I think you will find PAS’s statistics say they don’t!
Hence the problem.
It’s not really that hard to understand is it?
18/09/2011 at 21:37
dharrs
HERITAGE ACTIONS CONCERN FOR HISTORICAL ARTEFACTS TO REMAIN IN THE GEOGRAPHICAL LOCATION IN WHICH THEY WERE UNEARTHED IS LAUDABLE.
PRESUMABLY THEY ARE VIGOUROSLY LOBBYING THE BRITISH MUSEUM TO RETURN ARTEFACTS TAKEN FROM NATIONS WORLDWIDE IE ELGIN MARBLES.
ALSO I BELIEVE ,ARCHAEOLOGISTS PRIVATE COLLECTIONS COULD BEAR SCRUTINY.
JUST A THOUGHT.
DAVID
08/08/2012 at 13:22
David Rowe
Clearly there will always be those who actions are dictated by averice – they will of course include people from all classes and walks of life, including Detectorists and Archaeologists. However , notwithstanding that fact ,the introduction of the Portable Antiquities Scheme has resulted in a vast number of items being reported, and recorded, that previously went unrecorded. The article in the Heritage Journal will do nothing for Archaeology – recent Detectorist finds such as the Staffordshire and Frome Hoards illustrate the value of the Portable Antiquities Scheme, and the contribution to Arcaeology and our History made by responsible Detectorists.
Pegasus
08/08/2012 at 14:52
heritageaction
“The article in the Heritage Journal will do nothing for Archaeology”

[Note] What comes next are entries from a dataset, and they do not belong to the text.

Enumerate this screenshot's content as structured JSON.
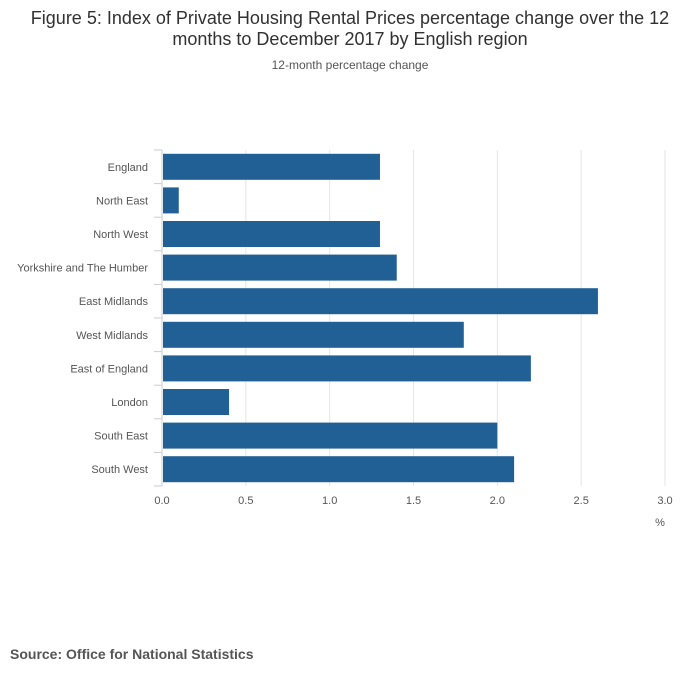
{
  "title": "Figure 5: Index of Private Housing Rental Prices percentage change over the 12 months to December 2017 by English region",
  "subtitle": "12-month percentage change",
  "source": "Source: Office for National Statistics",
  "colors": {
    "bar": "#206095",
    "grid": "#e6e6e6",
    "axis_text": "#555555"
  },
  "chart_data": {
    "type": "bar",
    "orientation": "horizontal",
    "categories": [
      "England",
      "North East",
      "North West",
      "Yorkshire and The Humber",
      "East Midlands",
      "West Midlands",
      "East of England",
      "London",
      "South East",
      "South West"
    ],
    "values": [
      1.3,
      0.1,
      1.3,
      1.4,
      2.6,
      1.8,
      2.2,
      0.4,
      2.0,
      2.1
    ],
    "xlabel": "%",
    "ylabel": "",
    "xlim": [
      0,
      3.0
    ],
    "xticks": [
      "0.0",
      "0.5",
      "1.0",
      "1.5",
      "2.0",
      "2.5",
      "3.0"
    ],
    "grid": true,
    "legend": "none"
  }
}
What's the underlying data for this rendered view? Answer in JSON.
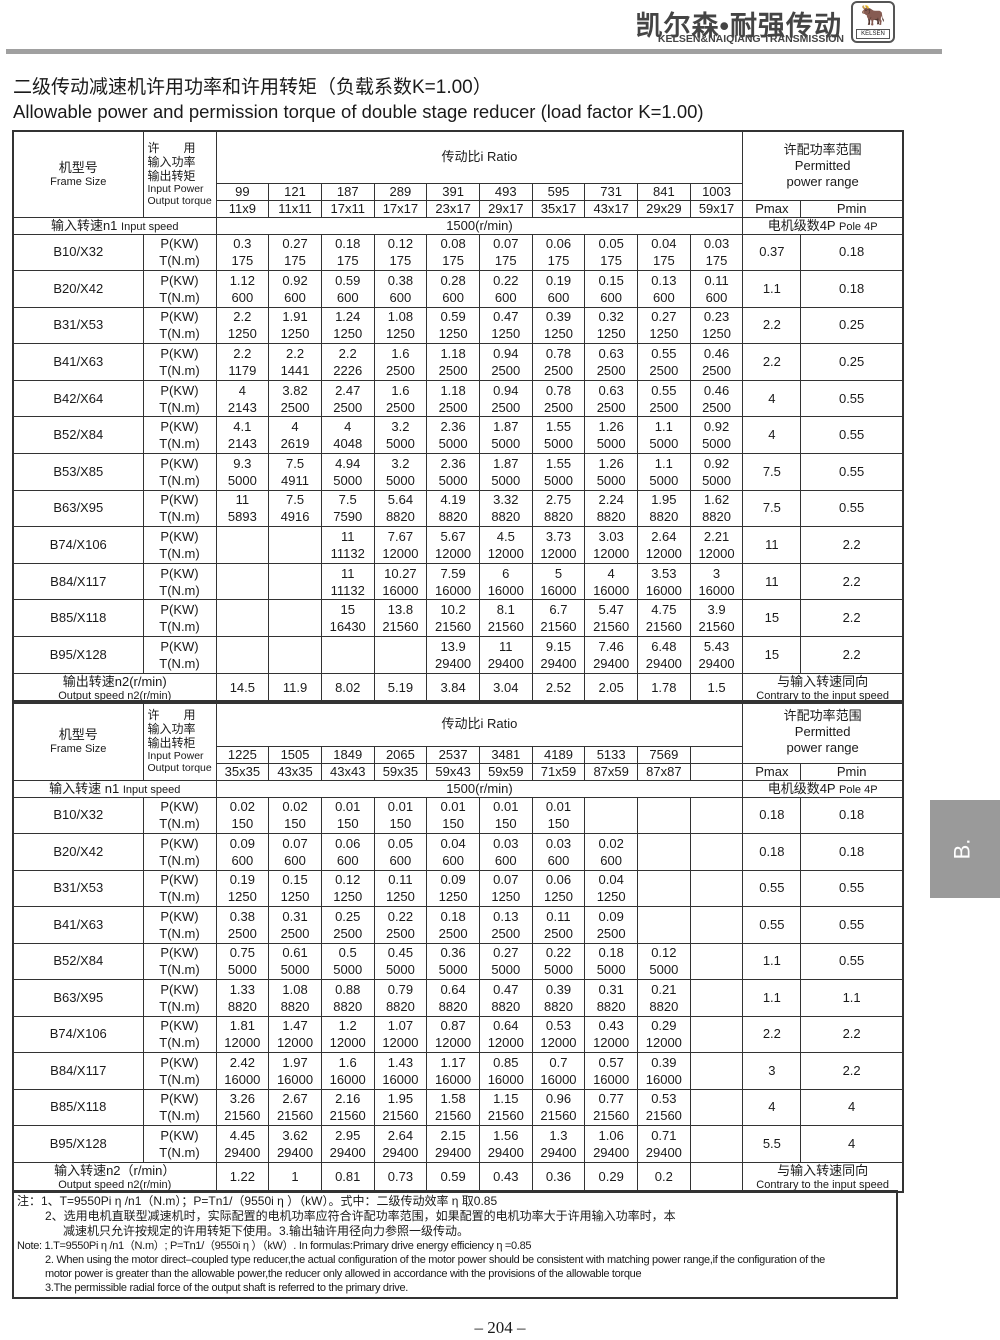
{
  "header": {
    "brand_cn": "凯尔森•耐强传动",
    "brand_en": "KELSEN&NAIQIANG TRANSMISSION",
    "logo_text": "KELSEN"
  },
  "title_cn": "二级传动减速机许用功率和许用转矩（负载系数K=1.00）",
  "title_en": "Allowable power and permission torque of double stage reducer (load factor K=1.00)",
  "labels": {
    "p": "P(KW)",
    "t": "T(N.m)"
  },
  "tables": [
    {
      "frame_cn": "机型号",
      "frame_en": "Frame Size",
      "lh1": "许　　用",
      "lh2": "输入功率",
      "lh3": "输出转矩",
      "lh4": "Input Power",
      "lh5": "Output torque",
      "ratio_title": "传动比i Ratio",
      "permitted_cn": "许配功率范围",
      "permitted_en1": "Permitted",
      "permitted_en2": "power range",
      "pmax": "Pmax",
      "pmin": "Pmin",
      "input_speed_cn": "输入转速n1",
      "input_speed_en": "Input speed",
      "input_speed": "1500(r/min)",
      "pole_cn": "电机级数4P",
      "pole_en": "Pole 4P",
      "ratios": [
        "99",
        "121",
        "187",
        "289",
        "391",
        "493",
        "595",
        "731",
        "841",
        "1003"
      ],
      "sizes": [
        "11x9",
        "11x11",
        "17x11",
        "17x17",
        "23x17",
        "29x17",
        "35x17",
        "43x17",
        "29x29",
        "59x17"
      ],
      "rows": [
        {
          "frame": "B10/X32",
          "p": [
            "0.3",
            "0.27",
            "0.18",
            "0.12",
            "0.08",
            "0.07",
            "0.06",
            "0.05",
            "0.04",
            "0.03"
          ],
          "t": [
            "175",
            "175",
            "175",
            "175",
            "175",
            "175",
            "175",
            "175",
            "175",
            "175"
          ],
          "pmax": "0.37",
          "pmin": "0.18"
        },
        {
          "frame": "B20/X42",
          "p": [
            "1.12",
            "0.92",
            "0.59",
            "0.38",
            "0.28",
            "0.22",
            "0.19",
            "0.15",
            "0.13",
            "0.11"
          ],
          "t": [
            "600",
            "600",
            "600",
            "600",
            "600",
            "600",
            "600",
            "600",
            "600",
            "600"
          ],
          "pmax": "1.1",
          "pmin": "0.18"
        },
        {
          "frame": "B31/X53",
          "p": [
            "2.2",
            "1.91",
            "1.24",
            "1.08",
            "0.59",
            "0.47",
            "0.39",
            "0.32",
            "0.27",
            "0.23"
          ],
          "t": [
            "1250",
            "1250",
            "1250",
            "1250",
            "1250",
            "1250",
            "1250",
            "1250",
            "1250",
            "1250"
          ],
          "pmax": "2.2",
          "pmin": "0.25"
        },
        {
          "frame": "B41/X63",
          "p": [
            "2.2",
            "2.2",
            "2.2",
            "1.6",
            "1.18",
            "0.94",
            "0.78",
            "0.63",
            "0.55",
            "0.46"
          ],
          "t": [
            "1179",
            "1441",
            "2226",
            "2500",
            "2500",
            "2500",
            "2500",
            "2500",
            "2500",
            "2500"
          ],
          "pmax": "2.2",
          "pmin": "0.25"
        },
        {
          "frame": "B42/X64",
          "p": [
            "4",
            "3.82",
            "2.47",
            "1.6",
            "1.18",
            "0.94",
            "0.78",
            "0.63",
            "0.55",
            "0.46"
          ],
          "t": [
            "2143",
            "2500",
            "2500",
            "2500",
            "2500",
            "2500",
            "2500",
            "2500",
            "2500",
            "2500"
          ],
          "pmax": "4",
          "pmin": "0.55"
        },
        {
          "frame": "B52/X84",
          "p": [
            "4.1",
            "4",
            "4",
            "3.2",
            "2.36",
            "1.87",
            "1.55",
            "1.26",
            "1.1",
            "0.92"
          ],
          "t": [
            "2143",
            "2619",
            "4048",
            "5000",
            "5000",
            "5000",
            "5000",
            "5000",
            "5000",
            "5000"
          ],
          "pmax": "4",
          "pmin": "0.55"
        },
        {
          "frame": "B53/X85",
          "p": [
            "9.3",
            "7.5",
            "4.94",
            "3.2",
            "2.36",
            "1.87",
            "1.55",
            "1.26",
            "1.1",
            "0.92"
          ],
          "t": [
            "5000",
            "4911",
            "5000",
            "5000",
            "5000",
            "5000",
            "5000",
            "5000",
            "5000",
            "5000"
          ],
          "pmax": "7.5",
          "pmin": "0.55"
        },
        {
          "frame": "B63/X95",
          "p": [
            "11",
            "7.5",
            "7.5",
            "5.64",
            "4.19",
            "3.32",
            "2.75",
            "2.24",
            "1.95",
            "1.62"
          ],
          "t": [
            "5893",
            "4916",
            "7590",
            "8820",
            "8820",
            "8820",
            "8820",
            "8820",
            "8820",
            "8820"
          ],
          "pmax": "7.5",
          "pmin": "0.55"
        },
        {
          "frame": "B74/X106",
          "p": [
            "",
            "",
            "11",
            "7.67",
            "5.67",
            "4.5",
            "3.73",
            "3.03",
            "2.64",
            "2.21"
          ],
          "t": [
            "",
            "",
            "11132",
            "12000",
            "12000",
            "12000",
            "12000",
            "12000",
            "12000",
            "12000"
          ],
          "pmax": "11",
          "pmin": "2.2"
        },
        {
          "frame": "B84/X117",
          "p": [
            "",
            "",
            "11",
            "10.27",
            "7.59",
            "6",
            "5",
            "4",
            "3.53",
            "3"
          ],
          "t": [
            "",
            "",
            "11132",
            "16000",
            "16000",
            "16000",
            "16000",
            "16000",
            "16000",
            "16000"
          ],
          "pmax": "11",
          "pmin": "2.2"
        },
        {
          "frame": "B85/X118",
          "p": [
            "",
            "",
            "15",
            "13.8",
            "10.2",
            "8.1",
            "6.7",
            "5.47",
            "4.75",
            "3.9"
          ],
          "t": [
            "",
            "",
            "16430",
            "21560",
            "21560",
            "21560",
            "21560",
            "21560",
            "21560",
            "21560"
          ],
          "pmax": "15",
          "pmin": "2.2"
        },
        {
          "frame": "B95/X128",
          "p": [
            "",
            "",
            "",
            "",
            "13.9",
            "11",
            "9.15",
            "7.46",
            "6.48",
            "5.43"
          ],
          "t": [
            "",
            "",
            "",
            "",
            "29400",
            "29400",
            "29400",
            "29400",
            "29400",
            "29400"
          ],
          "pmax": "15",
          "pmin": "2.2"
        }
      ],
      "output_cn": "输出转速n2(r/min)",
      "output_en": "Output speed n2(r/min)",
      "output": [
        "14.5",
        "11.9",
        "8.02",
        "5.19",
        "3.84",
        "3.04",
        "2.52",
        "2.05",
        "1.78",
        "1.5"
      ],
      "direction_cn": "与输入转速同向",
      "direction_en": "Contrary to the input speed"
    },
    {
      "frame_cn": "机型号",
      "frame_en": "Frame Size",
      "lh1": "许　　用",
      "lh2": "输入功率",
      "lh3": "输出转柜",
      "lh4": "Input Power",
      "lh5": "Output torque",
      "ratio_title": "传动比i Ratio",
      "permitted_cn": "许配功率范围",
      "permitted_en1": "Permitted",
      "permitted_en2": "power range",
      "pmax": "Pmax",
      "pmin": "Pmin",
      "input_speed_cn": "输入转速 n1",
      "input_speed_en": "Input speed",
      "input_speed": "1500(r/min)",
      "pole_cn": "电机级数4P",
      "pole_en": "Pole 4P",
      "ratios": [
        "1225",
        "1505",
        "1849",
        "2065",
        "2537",
        "3481",
        "4189",
        "5133",
        "7569",
        ""
      ],
      "sizes": [
        "35x35",
        "43x35",
        "43x43",
        "59x35",
        "59x43",
        "59x59",
        "71x59",
        "87x59",
        "87x87",
        ""
      ],
      "rows": [
        {
          "frame": "B10/X32",
          "p": [
            "0.02",
            "0.02",
            "0.01",
            "0.01",
            "0.01",
            "0.01",
            "0.01",
            "",
            "",
            ""
          ],
          "t": [
            "150",
            "150",
            "150",
            "150",
            "150",
            "150",
            "150",
            "",
            "",
            ""
          ],
          "pmax": "0.18",
          "pmin": "0.18"
        },
        {
          "frame": "B20/X42",
          "p": [
            "0.09",
            "0.07",
            "0.06",
            "0.05",
            "0.04",
            "0.03",
            "0.03",
            "0.02",
            "",
            ""
          ],
          "t": [
            "600",
            "600",
            "600",
            "600",
            "600",
            "600",
            "600",
            "600",
            "",
            ""
          ],
          "pmax": "0.18",
          "pmin": "0.18"
        },
        {
          "frame": "B31/X53",
          "p": [
            "0.19",
            "0.15",
            "0.12",
            "0.11",
            "0.09",
            "0.07",
            "0.06",
            "0.04",
            "",
            ""
          ],
          "t": [
            "1250",
            "1250",
            "1250",
            "1250",
            "1250",
            "1250",
            "1250",
            "1250",
            "",
            ""
          ],
          "pmax": "0.55",
          "pmin": "0.55"
        },
        {
          "frame": "B41/X63",
          "p": [
            "0.38",
            "0.31",
            "0.25",
            "0.22",
            "0.18",
            "0.13",
            "0.11",
            "0.09",
            "",
            ""
          ],
          "t": [
            "2500",
            "2500",
            "2500",
            "2500",
            "2500",
            "2500",
            "2500",
            "2500",
            "",
            ""
          ],
          "pmax": "0.55",
          "pmin": "0.55"
        },
        {
          "frame": "B52/X84",
          "p": [
            "0.75",
            "0.61",
            "0.5",
            "0.45",
            "0.36",
            "0.27",
            "0.22",
            "0.18",
            "0.12",
            ""
          ],
          "t": [
            "5000",
            "5000",
            "5000",
            "5000",
            "5000",
            "5000",
            "5000",
            "5000",
            "5000",
            ""
          ],
          "pmax": "1.1",
          "pmin": "0.55"
        },
        {
          "frame": "B63/X95",
          "p": [
            "1.33",
            "1.08",
            "0.88",
            "0.79",
            "0.64",
            "0.47",
            "0.39",
            "0.31",
            "0.21",
            ""
          ],
          "t": [
            "8820",
            "8820",
            "8820",
            "8820",
            "8820",
            "8820",
            "8820",
            "8820",
            "8820",
            ""
          ],
          "pmax": "1.1",
          "pmin": "1.1"
        },
        {
          "frame": "B74/X106",
          "p": [
            "1.81",
            "1.47",
            "1.2",
            "1.07",
            "0.87",
            "0.64",
            "0.53",
            "0.43",
            "0.29",
            ""
          ],
          "t": [
            "12000",
            "12000",
            "12000",
            "12000",
            "12000",
            "12000",
            "12000",
            "12000",
            "12000",
            ""
          ],
          "pmax": "2.2",
          "pmin": "2.2"
        },
        {
          "frame": "B84/X117",
          "p": [
            "2.42",
            "1.97",
            "1.6",
            "1.43",
            "1.17",
            "0.85",
            "0.7",
            "0.57",
            "0.39",
            ""
          ],
          "t": [
            "16000",
            "16000",
            "16000",
            "16000",
            "16000",
            "16000",
            "16000",
            "16000",
            "16000",
            ""
          ],
          "pmax": "3",
          "pmin": "2.2"
        },
        {
          "frame": "B85/X118",
          "p": [
            "3.26",
            "2.67",
            "2.16",
            "1.95",
            "1.58",
            "1.15",
            "0.96",
            "0.77",
            "0.53",
            ""
          ],
          "t": [
            "21560",
            "21560",
            "21560",
            "21560",
            "21560",
            "21560",
            "21560",
            "21560",
            "21560",
            ""
          ],
          "pmax": "4",
          "pmin": "4"
        },
        {
          "frame": "B95/X128",
          "p": [
            "4.45",
            "3.62",
            "2.95",
            "2.64",
            "2.15",
            "1.56",
            "1.3",
            "1.06",
            "0.71",
            ""
          ],
          "t": [
            "29400",
            "29400",
            "29400",
            "29400",
            "29400",
            "29400",
            "29400",
            "29400",
            "29400",
            ""
          ],
          "pmax": "5.5",
          "pmin": "4"
        }
      ],
      "output_cn": "输入转速n2（r/min）",
      "output_en": "Output speed n2(r/min)",
      "output": [
        "1.22",
        "1",
        "0.81",
        "0.73",
        "0.59",
        "0.43",
        "0.36",
        "0.29",
        "0.2",
        ""
      ],
      "direction_cn": "与输入转速同向",
      "direction_en": "Contrary to the input speed"
    }
  ],
  "notes": {
    "cn1": "注：1、T=9550Pi η /n1（N.m）；P=Tn1/（9550i η ）（kW）。式中：二级传动效率 η 取0.85",
    "cn2": "2、选用电机直联型减速机时，实际配置的电机功率应符合许配功率范围，如果配置的电机功率大于许用输入功率时，本",
    "cn3": "减速机只允许按规定的许用转矩下使用。3.输出轴许用径向力参照一级传动。",
    "en1": "Note: 1.T=9550Pi η /n1（N.m）; P=Tn1/（9550i η ）（kW）. In formulas:Primary drive energy efficiency  η =0.85",
    "en2": "2. When using the motor direct–coupled type reducer,the actual configuration of the motor power should be consistent with matching power range,if the configuration of the",
    "en3": "motor power is greater than the allowable power,the reducer only allowed in accordance with the provisions of the allowable torque",
    "en4": "3.The permissible radial force of the output shaft is referred to the primary drive."
  },
  "page_number": "– 204 –",
  "side_tab": "B."
}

Won’t it? Have detectorists a higher propensity to report than farmers? I strongly doubt it – see our erosion counter and compare it with the amount that gets reported to PAS.
In any case, how do you justify UKDN holding up as Best Practice a scenario in which someone other than the owner is to be put in charge of reporting items? Or indeed, of keeping or selling them once he gets them home, since that’s what this is REALLY about, who gets the goodies, although neither UKDN nor any detectorist will admit it.